What I do love, however, is how I FEEL after I’ve gotten up, exercised, and spent time reading/reflecting/writing/praying , all before 6:30 am. When my kids wake up, I’ve already taken time for myself. I love how I feel and know that whatever comes my way that day, I started off on the right foot.
I also love sleeping in. What I don’t love, however, is how I FEEL when I start my day waking up at 6:30 with the kids, who are demanding to be fed along with the dog who needs to eat and be let out. Once 6:3o am hits, chaos starts. And on the days where I haven’t taken time for myself first, I quickly become crabby, overwhelmed, and I tend to have less patience for the madness that ensues.
Physical health is not something to take for granted. There may come a day where I’m no longer able to run or exercise. Today is not that day. There are people who would give anything to spend a day in my shoes and have the physical ability to exercise. I choose not to waste my mornings sleeping in an extra hour. I choose to get up early, 3-4 days a week, and take time to better myself. Because I love how it FEELS.
Whatever your goals are, don’t think about what you have to do, think about how you will FEEL when you achieve them.
Here are a few helpful tips that have worked for me:
- Spend some time experimenting with your mornings. Find a routine that works for you. Ask yourself “What is the best way to start my day”? Try a variety of exercises until you find one that works. I’ve spend the last 6-7 years trying every type of exercise under the sun (hot yoga, barre, spin class, running clubs, exercise DVD’s, etc.). I like to change it up, so my current routine includes a mix of yoga, barre, TRX, pilates, and running. I can’t wait to wake up early because I’ve found exercises that I LOVE to do.

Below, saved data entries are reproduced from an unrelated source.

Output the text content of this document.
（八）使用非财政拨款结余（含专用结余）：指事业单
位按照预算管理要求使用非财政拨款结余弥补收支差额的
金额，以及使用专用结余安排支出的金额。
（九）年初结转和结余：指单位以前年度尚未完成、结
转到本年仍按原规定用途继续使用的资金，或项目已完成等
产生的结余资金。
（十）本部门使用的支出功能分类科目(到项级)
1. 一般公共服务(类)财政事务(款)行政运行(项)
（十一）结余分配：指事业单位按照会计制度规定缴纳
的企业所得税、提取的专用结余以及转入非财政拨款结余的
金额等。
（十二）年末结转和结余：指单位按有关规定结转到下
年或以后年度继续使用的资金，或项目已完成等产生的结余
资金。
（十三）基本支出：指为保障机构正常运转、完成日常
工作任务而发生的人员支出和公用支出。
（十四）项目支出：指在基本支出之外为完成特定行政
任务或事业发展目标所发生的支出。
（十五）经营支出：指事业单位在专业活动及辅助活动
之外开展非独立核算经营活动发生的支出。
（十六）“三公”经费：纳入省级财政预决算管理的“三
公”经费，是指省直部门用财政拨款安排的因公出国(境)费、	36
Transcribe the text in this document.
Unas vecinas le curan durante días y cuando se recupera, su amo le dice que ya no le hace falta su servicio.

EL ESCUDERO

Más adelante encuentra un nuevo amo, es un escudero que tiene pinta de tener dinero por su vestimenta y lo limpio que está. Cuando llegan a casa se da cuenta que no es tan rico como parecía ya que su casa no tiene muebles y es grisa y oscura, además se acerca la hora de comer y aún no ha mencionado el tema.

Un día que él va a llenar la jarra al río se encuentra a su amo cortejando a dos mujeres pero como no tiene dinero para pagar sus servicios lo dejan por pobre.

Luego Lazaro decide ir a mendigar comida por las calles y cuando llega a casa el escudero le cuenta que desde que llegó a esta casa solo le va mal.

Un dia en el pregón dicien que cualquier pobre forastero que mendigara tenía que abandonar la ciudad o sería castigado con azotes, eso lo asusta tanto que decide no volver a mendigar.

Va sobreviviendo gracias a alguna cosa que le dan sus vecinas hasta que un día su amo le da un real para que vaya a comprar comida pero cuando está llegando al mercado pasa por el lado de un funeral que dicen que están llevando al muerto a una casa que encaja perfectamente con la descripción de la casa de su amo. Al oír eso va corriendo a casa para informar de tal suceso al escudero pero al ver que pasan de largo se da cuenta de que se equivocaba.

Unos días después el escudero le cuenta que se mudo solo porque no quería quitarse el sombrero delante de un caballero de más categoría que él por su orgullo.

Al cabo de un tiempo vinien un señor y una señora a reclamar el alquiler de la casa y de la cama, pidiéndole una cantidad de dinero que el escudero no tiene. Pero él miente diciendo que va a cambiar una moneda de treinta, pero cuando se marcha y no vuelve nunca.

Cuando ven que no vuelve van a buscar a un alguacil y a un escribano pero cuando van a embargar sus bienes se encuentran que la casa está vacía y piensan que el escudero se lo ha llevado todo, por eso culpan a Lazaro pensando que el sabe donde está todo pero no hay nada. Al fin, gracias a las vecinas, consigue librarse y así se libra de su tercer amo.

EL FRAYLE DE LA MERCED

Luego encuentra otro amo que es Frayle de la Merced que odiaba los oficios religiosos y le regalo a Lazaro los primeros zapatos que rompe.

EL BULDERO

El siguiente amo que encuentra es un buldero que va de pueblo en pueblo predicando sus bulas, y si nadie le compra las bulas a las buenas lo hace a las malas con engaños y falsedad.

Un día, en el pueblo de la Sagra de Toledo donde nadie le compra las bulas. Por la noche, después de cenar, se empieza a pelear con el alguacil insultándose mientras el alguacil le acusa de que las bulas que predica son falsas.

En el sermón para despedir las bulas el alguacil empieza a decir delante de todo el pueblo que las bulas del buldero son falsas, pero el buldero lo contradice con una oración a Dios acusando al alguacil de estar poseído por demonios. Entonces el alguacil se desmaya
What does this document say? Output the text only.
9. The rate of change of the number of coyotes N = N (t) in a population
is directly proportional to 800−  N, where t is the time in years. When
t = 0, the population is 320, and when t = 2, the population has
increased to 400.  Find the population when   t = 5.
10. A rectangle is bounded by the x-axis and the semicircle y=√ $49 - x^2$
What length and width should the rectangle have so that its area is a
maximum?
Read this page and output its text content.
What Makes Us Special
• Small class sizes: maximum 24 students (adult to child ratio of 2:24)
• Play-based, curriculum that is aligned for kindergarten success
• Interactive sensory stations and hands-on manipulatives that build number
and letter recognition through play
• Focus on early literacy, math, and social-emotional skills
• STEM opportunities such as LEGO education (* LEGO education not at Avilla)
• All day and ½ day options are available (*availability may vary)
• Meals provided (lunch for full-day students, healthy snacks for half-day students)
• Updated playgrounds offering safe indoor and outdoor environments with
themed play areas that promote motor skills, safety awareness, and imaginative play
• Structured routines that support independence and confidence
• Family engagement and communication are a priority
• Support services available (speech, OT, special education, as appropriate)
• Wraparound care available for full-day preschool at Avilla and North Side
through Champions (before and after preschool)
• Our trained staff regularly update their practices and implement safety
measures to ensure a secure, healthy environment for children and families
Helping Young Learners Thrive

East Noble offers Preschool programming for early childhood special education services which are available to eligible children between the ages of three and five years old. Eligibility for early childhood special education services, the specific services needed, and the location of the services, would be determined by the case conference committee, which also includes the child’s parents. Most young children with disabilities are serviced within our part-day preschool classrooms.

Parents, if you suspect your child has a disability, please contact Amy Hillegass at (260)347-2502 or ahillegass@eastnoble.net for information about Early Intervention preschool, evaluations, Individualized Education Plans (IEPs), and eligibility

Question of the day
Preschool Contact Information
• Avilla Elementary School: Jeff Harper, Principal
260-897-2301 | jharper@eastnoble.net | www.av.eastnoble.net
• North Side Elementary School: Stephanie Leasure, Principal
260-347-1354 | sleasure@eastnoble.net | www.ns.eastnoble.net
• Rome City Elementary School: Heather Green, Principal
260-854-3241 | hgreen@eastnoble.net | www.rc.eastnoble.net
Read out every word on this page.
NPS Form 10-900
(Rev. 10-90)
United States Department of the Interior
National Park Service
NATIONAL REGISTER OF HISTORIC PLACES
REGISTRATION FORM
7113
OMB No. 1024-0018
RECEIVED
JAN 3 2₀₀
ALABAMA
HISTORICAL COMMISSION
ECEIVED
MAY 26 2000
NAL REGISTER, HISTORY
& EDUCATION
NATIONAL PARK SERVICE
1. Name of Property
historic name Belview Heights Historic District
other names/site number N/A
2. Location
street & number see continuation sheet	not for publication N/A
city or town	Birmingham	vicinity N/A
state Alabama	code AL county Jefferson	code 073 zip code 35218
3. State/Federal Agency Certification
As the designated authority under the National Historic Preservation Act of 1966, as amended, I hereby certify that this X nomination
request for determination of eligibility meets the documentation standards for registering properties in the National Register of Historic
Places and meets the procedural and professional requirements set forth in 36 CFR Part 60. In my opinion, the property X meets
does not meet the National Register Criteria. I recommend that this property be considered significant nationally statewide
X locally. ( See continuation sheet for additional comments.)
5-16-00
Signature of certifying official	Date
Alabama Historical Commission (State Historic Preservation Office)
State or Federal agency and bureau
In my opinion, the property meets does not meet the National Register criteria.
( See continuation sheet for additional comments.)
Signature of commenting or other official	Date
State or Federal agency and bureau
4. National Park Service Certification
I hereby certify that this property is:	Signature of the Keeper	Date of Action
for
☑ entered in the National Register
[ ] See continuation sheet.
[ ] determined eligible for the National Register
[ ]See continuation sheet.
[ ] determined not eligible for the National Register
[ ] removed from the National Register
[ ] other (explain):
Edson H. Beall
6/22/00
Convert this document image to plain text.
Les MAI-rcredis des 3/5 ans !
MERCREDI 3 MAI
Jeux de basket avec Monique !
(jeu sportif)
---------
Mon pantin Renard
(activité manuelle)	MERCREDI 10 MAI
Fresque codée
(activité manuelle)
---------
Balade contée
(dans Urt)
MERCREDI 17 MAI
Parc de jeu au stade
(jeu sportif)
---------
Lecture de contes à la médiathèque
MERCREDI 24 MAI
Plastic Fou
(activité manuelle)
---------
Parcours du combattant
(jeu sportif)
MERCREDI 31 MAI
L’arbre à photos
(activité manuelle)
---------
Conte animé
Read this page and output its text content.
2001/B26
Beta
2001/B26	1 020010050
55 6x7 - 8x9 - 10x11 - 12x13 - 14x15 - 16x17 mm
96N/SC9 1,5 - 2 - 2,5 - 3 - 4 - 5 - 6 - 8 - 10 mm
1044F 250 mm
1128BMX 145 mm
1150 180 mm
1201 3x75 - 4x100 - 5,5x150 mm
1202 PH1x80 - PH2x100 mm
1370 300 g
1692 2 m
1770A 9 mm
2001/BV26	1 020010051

- Give yourself a “reward” for waking up early. I love music, so my reward is listening to my favorite new songs. When I find new songs that I love, I only allow myself to listen to them when I’m exercising. If it comes on while I’m driving or listening to music, I turn it off. That way it becomes a treat to listen to it during my runs.
- Give your exercise a purpose. Some of my best thinking comes when I’m in motion. It helps me think through things clearly and rationally. On my long runs, I will focus my thoughts on something specific. As soon as my run is over, I’ll write down all of the ideas. One of my best friends spends the first mile of her run praying for her friends and family before she turns on her music. Talk about purpose!
- Use apps to take free or very discounted classes. I use Mindbody to search for local studios. You can refine the search based on the type of exercise (yoga, barre, spin, etc). Many studios offer the first class for free or for a very low price, and they also offer a one week or one month unlimited membership for a steal. This allows you to try a new place every week or month for next to nothing.
- Set yourself up for success. Set out your workout gear the night before, and place your alarm across the room so you have to get out of bed to turn it off. Half of the battle is just getting out of that warm, cozy bed. Once you are up, you might as well get your sweat on 🙂
I sometimes exercise in the afternoon or evenings. It depends on my day and when I can fit it in. But here’s the thing- the longer I wait to exercise, the less likely I am to do it. Kids get sick. Projects come up. Laundry doesn’t fold itself. Things get in the way. And once 9 pm hits, I’m ready to lay in bed.
Stop saying “I’m not a morning person”. Don’t waste that precious time getting a few extra minutes of sleep. Wake up early, and focus on how you will FEEL once you’ve taken the first hour of your day for yourself. If you are anything like me, you’ll find that you are a better parent, spouse, co-worker and friend on those days.